Train dataset ends at January 1st 2000. 

In [None]:
test_begin = datetime.datetime(2000, 1, 1)
ts_train = ts.loc[:test_begin]
ts_test = ts.loc[test_begin:]

In [None]:
plt.figure(figsize=(10, 5))
plt.plot(ts_train, label="Train")
plt.plot(ts_test, label="Test")
plt.legend()
plt.xlabel("Time")
plt.ylabel("CO2 (ppm)")
plt.show()

### Identification


1. Analyse the timeseries, look for **trend**, **seasonality**, **stationarity**, and any other remarkable cues.

2. Is the timeseries stationary ? If not, what to do ?

Tools: 

    statsmodels.tsa.seasonal.seasonal_decompose
    statsmodels.tsa.stattools.adfuller
    statsmodels.tsa.stattools.kpss
    pandas (.diff())
    matplotlib

3. What about autocorrelation ? What kind of model am I looking for ?

4. What hyperparameters can I select ? (precise values or ranges)

Tools: 

    statsmodels.graphics.tsaplots.plot_acf
    statsmodels.graphics.tsaplots.plot_pacf

## Estimation

1. Choose a training procedure to test all hyperparameters combinations in a robust way (cross-validation, walk-forward, etc.)

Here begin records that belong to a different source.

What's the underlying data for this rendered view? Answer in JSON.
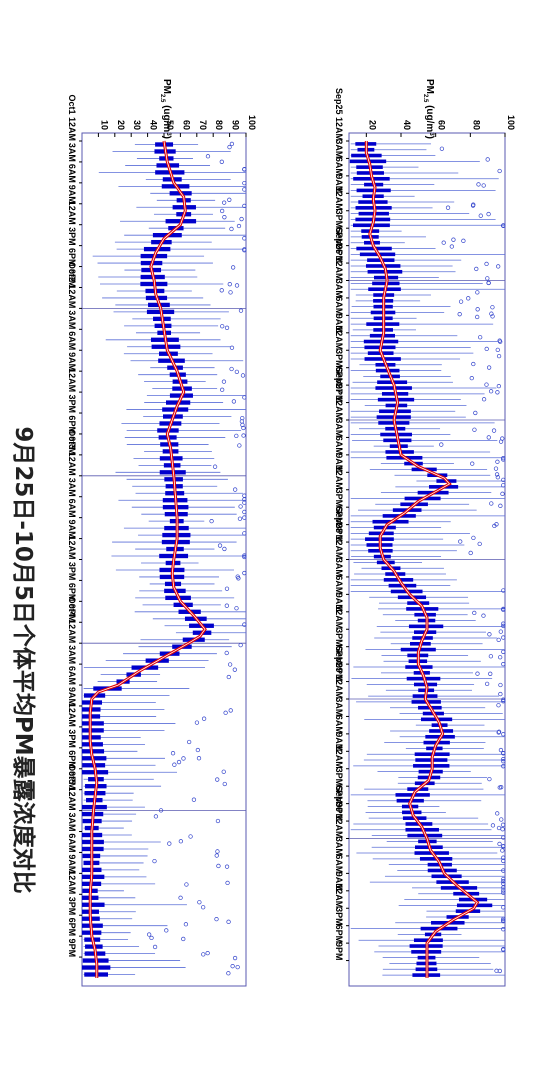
{
  "title": "9月25日-10月5日个体平均PM暴露浓度对比",
  "colors": {
    "box": "#0000cc",
    "whisker": "#5b6fd8",
    "outlier": "#3344cc",
    "mean_line": "#e00000",
    "frame": "#5a5ab0"
  },
  "chart_data": [
    {
      "type": "box",
      "orientation": "vertical-time",
      "ylabel": "PM",
      "ylabel_sub": "2.5",
      "ylabel_unit": " (ug/m",
      "ylabel_sup": "3",
      "ylabel_close": ")",
      "ylim": [
        10,
        100
      ],
      "value_ticks": [
        "20",
        "40",
        "60",
        "80",
        "100"
      ],
      "value_tick_values": [
        20,
        40,
        60,
        80,
        100
      ],
      "start_hour": 0,
      "end_hour": 144,
      "time_ticks": [
        {
          "t": 0,
          "label": "Sep25 12AM"
        },
        {
          "t": 3,
          "label": "3AM"
        },
        {
          "t": 6,
          "label": "6AM"
        },
        {
          "t": 9,
          "label": "9AM"
        },
        {
          "t": 12,
          "label": "12AM"
        },
        {
          "t": 15,
          "label": "3PM"
        },
        {
          "t": 18,
          "label": "6PM"
        },
        {
          "t": 21,
          "label": "9PM"
        },
        {
          "t": 24,
          "label": "Sep26 12AM"
        },
        {
          "t": 27,
          "label": "3AM"
        },
        {
          "t": 30,
          "label": "6AM"
        },
        {
          "t": 33,
          "label": "9AM"
        },
        {
          "t": 36,
          "label": "12AM"
        },
        {
          "t": 39,
          "label": "3PM"
        },
        {
          "t": 42,
          "label": "6PM"
        },
        {
          "t": 45,
          "label": "9PM"
        },
        {
          "t": 48,
          "label": "Sep27 12AM"
        },
        {
          "t": 51,
          "label": "3AM"
        },
        {
          "t": 54,
          "label": "6AM"
        },
        {
          "t": 57,
          "label": "9AM"
        },
        {
          "t": 60,
          "label": "12AM"
        },
        {
          "t": 63,
          "label": "3PM"
        },
        {
          "t": 66,
          "label": "6PM"
        },
        {
          "t": 69,
          "label": "9PM"
        },
        {
          "t": 72,
          "label": "Sep28 12AM"
        },
        {
          "t": 75,
          "label": "3AM"
        },
        {
          "t": 78,
          "label": "6AM"
        },
        {
          "t": 81,
          "label": "9AM"
        },
        {
          "t": 84,
          "label": "12AM"
        },
        {
          "t": 87,
          "label": "3PM"
        },
        {
          "t": 90,
          "label": "6PM"
        },
        {
          "t": 93,
          "label": "9PM"
        },
        {
          "t": 96,
          "label": "Sep29 12AM"
        },
        {
          "t": 99,
          "label": "3AM"
        },
        {
          "t": 102,
          "label": "6AM"
        },
        {
          "t": 105,
          "label": "9AM"
        },
        {
          "t": 108,
          "label": "12AM"
        },
        {
          "t": 111,
          "label": "3PM"
        },
        {
          "t": 114,
          "label": "6PM"
        },
        {
          "t": 117,
          "label": "9PM"
        },
        {
          "t": 120,
          "label": "Sep30 12AM"
        },
        {
          "t": 123,
          "label": "3AM"
        },
        {
          "t": 126,
          "label": "6AM"
        },
        {
          "t": 129,
          "label": "9AM"
        },
        {
          "t": 132,
          "label": "12AM"
        },
        {
          "t": 135,
          "label": "3PM"
        },
        {
          "t": 138,
          "label": "6PM"
        },
        {
          "t": 141,
          "label": "9PM"
        }
      ],
      "mean_series": [
        [
          0,
          20
        ],
        [
          2,
          20
        ],
        [
          4,
          22
        ],
        [
          6,
          23
        ],
        [
          8,
          25
        ],
        [
          10,
          24
        ],
        [
          12,
          25
        ],
        [
          14,
          24
        ],
        [
          16,
          22
        ],
        [
          18,
          24
        ],
        [
          20,
          28
        ],
        [
          22,
          31
        ],
        [
          24,
          32
        ],
        [
          27,
          30
        ],
        [
          30,
          30
        ],
        [
          33,
          30
        ],
        [
          36,
          28
        ],
        [
          39,
          32
        ],
        [
          42,
          36
        ],
        [
          45,
          38
        ],
        [
          48,
          36
        ],
        [
          51,
          38
        ],
        [
          54,
          40
        ],
        [
          56,
          50
        ],
        [
          58,
          65
        ],
        [
          59,
          68
        ],
        [
          60,
          62
        ],
        [
          62,
          50
        ],
        [
          64,
          42
        ],
        [
          66,
          32
        ],
        [
          68,
          28
        ],
        [
          70,
          28
        ],
        [
          72,
          30
        ],
        [
          74,
          36
        ],
        [
          76,
          40
        ],
        [
          78,
          45
        ],
        [
          80,
          52
        ],
        [
          82,
          55
        ],
        [
          84,
          55
        ],
        [
          86,
          52
        ],
        [
          88,
          50
        ],
        [
          90,
          50
        ],
        [
          92,
          53
        ],
        [
          94,
          55
        ],
        [
          96,
          54
        ],
        [
          98,
          58
        ],
        [
          100,
          62
        ],
        [
          102,
          64
        ],
        [
          104,
          60
        ],
        [
          106,
          58
        ],
        [
          108,
          58
        ],
        [
          110,
          56
        ],
        [
          112,
          48
        ],
        [
          114,
          45
        ],
        [
          116,
          47
        ],
        [
          118,
          52
        ],
        [
          120,
          55
        ],
        [
          122,
          57
        ],
        [
          124,
          62
        ],
        [
          126,
          65
        ],
        [
          128,
          72
        ],
        [
          130,
          80
        ],
        [
          131,
          84
        ],
        [
          132,
          82
        ],
        [
          134,
          70
        ],
        [
          136,
          60
        ],
        [
          138,
          55
        ],
        [
          140,
          55
        ],
        [
          142,
          55
        ],
        [
          144,
          55
        ]
      ],
      "spread": 8
    },
    {
      "type": "box",
      "orientation": "vertical-time",
      "ylabel": "PM",
      "ylabel_sub": "2.5",
      "ylabel_unit": " (ug/m",
      "ylabel_sup": "3",
      "ylabel_close": ")",
      "ylim": [
        0,
        100
      ],
      "value_ticks": [
        "10",
        "20",
        "30",
        "40",
        "50",
        "60",
        "70",
        "80",
        "90",
        "100"
      ],
      "value_tick_values": [
        10,
        20,
        30,
        40,
        50,
        60,
        70,
        80,
        90,
        100
      ],
      "start_hour": 0,
      "end_hour": 120,
      "time_ticks": [
        {
          "t": 0,
          "label": "Oct1 12AM"
        },
        {
          "t": 3,
          "label": "3AM"
        },
        {
          "t": 6,
          "label": "6AM"
        },
        {
          "t": 9,
          "label": "9AM"
        },
        {
          "t": 12,
          "label": "12AM"
        },
        {
          "t": 15,
          "label": "3PM"
        },
        {
          "t": 18,
          "label": "6PM"
        },
        {
          "t": 21,
          "label": "9PM"
        },
        {
          "t": 24,
          "label": "Oct2 12AM"
        },
        {
          "t": 27,
          "label": "3AM"
        },
        {
          "t": 30,
          "label": "6AM"
        },
        {
          "t": 33,
          "label": "9AM"
        },
        {
          "t": 36,
          "label": "12AM"
        },
        {
          "t": 39,
          "label": "3PM"
        },
        {
          "t": 42,
          "label": "6PM"
        },
        {
          "t": 45,
          "label": "9PM"
        },
        {
          "t": 48,
          "label": "Oct3 12AM"
        },
        {
          "t": 51,
          "label": "3AM"
        },
        {
          "t": 54,
          "label": "6AM"
        },
        {
          "t": 57,
          "label": "9AM"
        },
        {
          "t": 60,
          "label": "12AM"
        },
        {
          "t": 63,
          "label": "3PM"
        },
        {
          "t": 66,
          "label": "6PM"
        },
        {
          "t": 69,
          "label": "9PM"
        },
        {
          "t": 72,
          "label": "Oct4 12AM"
        },
        {
          "t": 75,
          "label": "3AM"
        },
        {
          "t": 78,
          "label": "6AM"
        },
        {
          "t": 81,
          "label": "9AM"
        },
        {
          "t": 84,
          "label": "12AM"
        },
        {
          "t": 87,
          "label": "3PM"
        },
        {
          "t": 90,
          "label": "6PM"
        },
        {
          "t": 93,
          "label": "9PM"
        },
        {
          "t": 96,
          "label": "Oct5 12AM"
        },
        {
          "t": 99,
          "label": "3AM"
        },
        {
          "t": 102,
          "label": "6AM"
        },
        {
          "t": 105,
          "label": "9AM"
        },
        {
          "t": 108,
          "label": "12AM"
        },
        {
          "t": 111,
          "label": "3PM"
        },
        {
          "t": 114,
          "label": "6PM"
        },
        {
          "t": 117,
          "label": "9PM"
        }
      ],
      "mean_series": [
        [
          0,
          50
        ],
        [
          3,
          52
        ],
        [
          6,
          56
        ],
        [
          8,
          62
        ],
        [
          10,
          63
        ],
        [
          12,
          60
        ],
        [
          14,
          50
        ],
        [
          16,
          45
        ],
        [
          18,
          42
        ],
        [
          20,
          44
        ],
        [
          22,
          45
        ],
        [
          24,
          48
        ],
        [
          27,
          50
        ],
        [
          30,
          52
        ],
        [
          33,
          58
        ],
        [
          36,
          62
        ],
        [
          38,
          58
        ],
        [
          40,
          55
        ],
        [
          42,
          52
        ],
        [
          44,
          54
        ],
        [
          46,
          55
        ],
        [
          48,
          56
        ],
        [
          51,
          57
        ],
        [
          54,
          58
        ],
        [
          57,
          58
        ],
        [
          60,
          56
        ],
        [
          62,
          55
        ],
        [
          64,
          56
        ],
        [
          66,
          60
        ],
        [
          68,
          68
        ],
        [
          70,
          75
        ],
        [
          71,
          72
        ],
        [
          72,
          65
        ],
        [
          74,
          50
        ],
        [
          76,
          35
        ],
        [
          78,
          22
        ],
        [
          79,
          10
        ],
        [
          80,
          6
        ],
        [
          82,
          5
        ],
        [
          84,
          5
        ],
        [
          86,
          5
        ],
        [
          88,
          6
        ],
        [
          90,
          8
        ],
        [
          92,
          9
        ],
        [
          94,
          8
        ],
        [
          96,
          7
        ],
        [
          99,
          6
        ],
        [
          102,
          6
        ],
        [
          105,
          6
        ],
        [
          108,
          5
        ],
        [
          111,
          5
        ],
        [
          114,
          6
        ],
        [
          116,
          8
        ],
        [
          118,
          9
        ],
        [
          120,
          9
        ]
      ],
      "spread": 7
    }
  ]
}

2. Choose metrics to record during estimation. Compute statistics over different cross-validation folds/train dataset lengths to assess the robustness of your model.

3. Create a training loop for the model you chose, visualize metrics afterwards (predictions, metrics over hyperparameter/time/fold, Q-Q plots for residuals...)

4. Select the best model(s).

Tools:

    statsmodels.tsa.arima.model.ARIMA
    sklearn.metrics

### Evaluation

1. Forecast on the test set.

2. Forecast the future (with confidence interval if possible).